Child Tax Credit Rises

Even though families with several children may still pay more in tax than they will in 2017, the final tax plan increase the child tax credit from $1,000 to $2,000. For high-income families, the credit will begin to phase out after the first $1,400 per child.

The $2,000 child tax credit remains in effect through 2025 when Congress will need to vote to extend or revise the credit.

New Home Mortgage Deduction Up To $750,000

The home mortgage deduction for existing home mortgages remains in effect allowing you can claim up to $1,000,000 in home mortgage interest. For new home mortgages disbursed in 2018 or beyond, you can only deduct up to $750,000 in mortgage interest.

To deduct your home mortgage interest, you must file an itemized return under current tax law and the proposed tax law.

Individual Mandate Penalty Drops to $0

In 2019, you will no longer be required to pay a penalty if you don’t have adequate health care. The mandate remains in effect for 2018 because the open enrollment period has already closed.

This can be a huge budget-saver for families that currently cannot afford the monthly premiums. One fear though is that repealing the individual mandate can bankrupt the health care exchanges and make the premiums rise for those that remain on The Exchange.

AMT Remains But Exemption Doubles

The House plan tried to permanently repeal the Alternative Minimum Tax that is aimed at high-income earners. The AMT will remain in effect but the threshold doubles, making it harder to qualify for the AMT if your regular federal income tax is too small.

Corporate Tax Rate is 21%, Not 20%

Both drafts of the bill called for the corporate tax rate to go to 35% to 20%. Instead, it only reduces to 21%.  This is still a significant drop.  It puts the corporate tax rate among one of the lowest in the developed world.

Only dropping the tax rate 14 points helps offset some of the personal tax cuts. Theoretically, this will help pay for the personal cuts and not raise the federal deficit as originally projected.

Pass-Through Businesses Get a 20% Deduction

“Pass-Through” businesses like S corporations, limited liability corporations (LLCs), and sole proprietorships can deduct 20% of the first $315,000 in business income.  This inclusion was a key piece to win over some of the holdout senators that didn’t favor the first draft of the Senate bill.

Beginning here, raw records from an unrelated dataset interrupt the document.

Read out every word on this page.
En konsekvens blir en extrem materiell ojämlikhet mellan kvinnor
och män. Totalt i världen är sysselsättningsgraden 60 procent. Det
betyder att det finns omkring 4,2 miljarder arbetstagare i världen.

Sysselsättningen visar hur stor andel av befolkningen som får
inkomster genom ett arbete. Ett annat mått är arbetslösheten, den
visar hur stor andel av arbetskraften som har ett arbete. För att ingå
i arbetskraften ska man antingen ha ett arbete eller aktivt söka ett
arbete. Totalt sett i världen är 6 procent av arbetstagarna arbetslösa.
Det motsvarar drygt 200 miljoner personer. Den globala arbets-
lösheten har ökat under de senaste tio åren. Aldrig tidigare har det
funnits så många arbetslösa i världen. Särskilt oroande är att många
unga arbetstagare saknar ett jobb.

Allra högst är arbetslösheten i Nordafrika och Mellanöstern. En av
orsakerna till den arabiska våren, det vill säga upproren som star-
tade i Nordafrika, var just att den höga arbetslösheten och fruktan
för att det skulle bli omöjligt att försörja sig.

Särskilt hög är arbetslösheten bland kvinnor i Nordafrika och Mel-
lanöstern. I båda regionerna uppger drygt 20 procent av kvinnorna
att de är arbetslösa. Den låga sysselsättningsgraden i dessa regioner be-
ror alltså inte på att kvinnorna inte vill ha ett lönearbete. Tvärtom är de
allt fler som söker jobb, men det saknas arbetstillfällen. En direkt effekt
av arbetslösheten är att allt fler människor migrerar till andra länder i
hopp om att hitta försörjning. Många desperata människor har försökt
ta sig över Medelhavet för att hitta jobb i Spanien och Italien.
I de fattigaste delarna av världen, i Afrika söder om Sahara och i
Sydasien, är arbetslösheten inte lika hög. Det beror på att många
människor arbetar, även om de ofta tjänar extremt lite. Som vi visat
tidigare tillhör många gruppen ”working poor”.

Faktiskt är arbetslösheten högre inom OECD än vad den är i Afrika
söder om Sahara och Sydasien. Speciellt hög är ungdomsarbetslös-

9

529 Plans Can Now Be Used For K-12 Education

You can now use your 529 funds for up to $10,000 per year for K-12 education thanks to the final tax plan. Under current tax law, 529 plans can only be used for undergraduate, graduate, and post-graduate education. If you plan on sending your child to a private school, you can now do so with tax-advantaged investment dollars.

When Does Congress Vote on the Final Tax Bill?

If no other changes are made to the bill, the House will vote on the bill. It’s expected to be on Tuesday, December 19, 2017. If it passes the House, then the Senate is planning to hold a vote the following day. Provided it passes both chambers, President Trump plans to sign the bill into law before Christmas.

Are There Enough Votes to Pass Tax Reform?

According to senior lawmakers, it appears there are enough votes to pass the final tax bill as is. Until the votes are tallied, that observation is still speculation.


The tax plan should pass the U.S. House because of the wide Republican majority.

Passage in the Senate is bleaker as Senator John McCain has returned to Arizona to recuperate from cancer treatments and will most likely miss the vote. The lone Republican detractor, Bob Corker, is still a “wild card” after news reports originally stated he supported the bill when it was introduced on December 15, but has since refuted those claims after the #CorkerKickback went viral over the weekend.

When Does the Final Tax Bill Take Effect?

If the final tax bill is passed into law as is, it will take effect on January 1, 2018. That means the first paycheck you earn in January will be taxed according to the new brackets.

There can still be some last-minute deals to secure passage if it looks like there won’t be enough “Yes” votes.

Summary

It finally looks like this is the real deal and this is the tax law for 2018. Business taxes will go down and will hopefully spur the economy to new heights that the lawmakers are promising. Now, it’s time to sit back and wait for the vote.